There have been no decisions on this section of the Act, however, it contemplates that an individual who has filed an appeal of a removal order with the IAD, but who is nevertheless deported from Canada before the appeal is heard, may be permitted to re-enter to appear before the IAD when the appeal is finally heard. While there are no Federal Court decisions interpreting that provision, there are reported IAD decisions referring to it: Duckworth v. Canada (Minister of Citizenship & Immigration) (1997), 41 Imm. L.R. (2d) 26, and Deehan v. Canada (Minister of Citizenship & Immigration) (1992), 16 Imm. L.R. (2d) 233. Section 55 [as am. by S.C. 1992, c. 49, s. 45] of the Immigration Act allows for the return of individuals to appear before the IAD and Rule 34 of the Immigration Appeal Division Rules, SOR/93-46, requires that notice be given to the Minister of any request to return and the Minister be given an opportunity to make submissions on the request.

It would seem incongruous for the IAD to have jurisdiction to hear an appeal after an individual has been deported but not to have jurisdiction to decide upon a motion to reopen a hearing in similar circumstances. In both situations the issues that are raised could have bearing on the decision as to whether or not the individual should have been removed from Canada. The Minister's execution of a deportation order does not terminate an appeal that has already been filed, nor should it terminate a motion to reopen a hearing.

Lastly, I am not persuaded that the statutory provision respecting the IAD's jurisdiction defining when a person ceases to be a permanent resident assists in the analysis. If subsection 24(1) is read literally a person ceases to be a permanent resident when a removal order has been made, not when it has been executed. Thus, in every case the IAD would be without power to reopen once the removal order was made.

While the decision to reopen in this case was not based on facts directly pertinent to the equitable jurisdiction of the IAD, it was based on the fact that the IAD found there had been a breach of natural justice: inadequate notice to allow the respondent an opportunity to appear at the IAD hearing. If the IAD has jurisdiction to reopen to hear new evidence when its equitable jurisdiction is in issue, surely it has jurisdiction to reopen when the ground is a failure of natural justice with respect to the making of the decision itself.
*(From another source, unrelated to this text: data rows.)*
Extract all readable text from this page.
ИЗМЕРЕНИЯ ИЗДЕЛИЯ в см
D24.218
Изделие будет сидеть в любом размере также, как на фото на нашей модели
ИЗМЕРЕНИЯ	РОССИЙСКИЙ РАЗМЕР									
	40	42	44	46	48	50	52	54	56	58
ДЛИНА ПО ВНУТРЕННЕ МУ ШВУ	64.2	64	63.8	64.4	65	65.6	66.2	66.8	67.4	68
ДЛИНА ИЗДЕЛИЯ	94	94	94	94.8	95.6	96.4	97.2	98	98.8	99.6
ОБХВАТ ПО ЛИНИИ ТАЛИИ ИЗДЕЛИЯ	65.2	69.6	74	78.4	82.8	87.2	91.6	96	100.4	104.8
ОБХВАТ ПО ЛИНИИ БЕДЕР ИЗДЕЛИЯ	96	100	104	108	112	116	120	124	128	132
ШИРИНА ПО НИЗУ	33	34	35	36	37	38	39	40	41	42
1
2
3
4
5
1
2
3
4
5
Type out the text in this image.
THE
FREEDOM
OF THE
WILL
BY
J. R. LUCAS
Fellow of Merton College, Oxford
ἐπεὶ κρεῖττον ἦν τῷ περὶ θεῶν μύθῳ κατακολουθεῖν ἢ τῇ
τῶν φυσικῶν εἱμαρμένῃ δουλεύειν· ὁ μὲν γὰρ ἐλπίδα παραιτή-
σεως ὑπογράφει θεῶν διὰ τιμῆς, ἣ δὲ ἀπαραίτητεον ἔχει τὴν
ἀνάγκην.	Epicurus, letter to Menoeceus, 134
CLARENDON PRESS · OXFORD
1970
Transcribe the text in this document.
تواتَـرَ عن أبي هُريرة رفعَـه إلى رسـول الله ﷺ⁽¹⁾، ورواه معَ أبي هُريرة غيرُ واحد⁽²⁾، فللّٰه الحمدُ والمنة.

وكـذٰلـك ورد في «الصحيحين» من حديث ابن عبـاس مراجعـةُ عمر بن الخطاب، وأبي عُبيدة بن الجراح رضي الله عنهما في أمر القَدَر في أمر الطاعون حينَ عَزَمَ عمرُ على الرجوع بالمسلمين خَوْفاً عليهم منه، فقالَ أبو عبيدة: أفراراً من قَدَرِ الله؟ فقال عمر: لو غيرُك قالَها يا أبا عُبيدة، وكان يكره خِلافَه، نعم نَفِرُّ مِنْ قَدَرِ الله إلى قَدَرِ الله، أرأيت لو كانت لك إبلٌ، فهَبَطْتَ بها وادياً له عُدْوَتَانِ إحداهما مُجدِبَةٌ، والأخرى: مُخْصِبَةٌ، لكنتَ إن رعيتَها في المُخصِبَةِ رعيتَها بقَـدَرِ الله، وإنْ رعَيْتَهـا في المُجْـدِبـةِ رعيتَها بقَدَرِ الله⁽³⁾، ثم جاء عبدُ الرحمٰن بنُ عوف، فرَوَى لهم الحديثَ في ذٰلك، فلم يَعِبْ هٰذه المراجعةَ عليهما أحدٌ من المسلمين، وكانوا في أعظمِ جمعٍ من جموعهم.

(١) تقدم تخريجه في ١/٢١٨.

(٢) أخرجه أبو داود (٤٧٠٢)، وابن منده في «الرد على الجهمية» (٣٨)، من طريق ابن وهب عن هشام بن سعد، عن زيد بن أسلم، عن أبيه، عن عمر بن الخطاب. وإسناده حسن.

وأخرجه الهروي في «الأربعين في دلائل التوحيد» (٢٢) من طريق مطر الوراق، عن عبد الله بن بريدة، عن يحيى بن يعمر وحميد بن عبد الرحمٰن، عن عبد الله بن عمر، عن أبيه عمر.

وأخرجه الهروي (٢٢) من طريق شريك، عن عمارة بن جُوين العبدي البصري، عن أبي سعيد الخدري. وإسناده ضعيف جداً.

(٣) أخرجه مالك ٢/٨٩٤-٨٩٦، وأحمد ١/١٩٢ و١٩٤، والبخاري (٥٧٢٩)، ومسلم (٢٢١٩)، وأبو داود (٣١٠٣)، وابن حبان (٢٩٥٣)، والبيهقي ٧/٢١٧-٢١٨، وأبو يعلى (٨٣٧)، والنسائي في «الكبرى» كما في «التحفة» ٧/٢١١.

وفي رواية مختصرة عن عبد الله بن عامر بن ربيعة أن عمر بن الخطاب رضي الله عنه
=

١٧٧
In the absence of a Federal Court of Appeal decision dealing with the particular factual situation that exists in this case, I cannot interpret the provisions of the Immigration Act as dictating that jurisdiction is terminated when a deportation order is executed, if the individual has filed a motion to reopen before the execution of the deportation order. If this interpretation is incorrect, it is easy to foresee a situation in which stays of deportation orders could become routine, in cases where individuals seek to reopen on the ground of inadequate notice, in order to preserve the IAD's jurisdiction and thereby prevent irreparable harm to those individuals.

For the reasons given, this application will be dismissed.

As agreed with counsel, the issuing of a final order will be deferred for seven days to allow the applicant an opportunity to make representations on the possible certification of a question.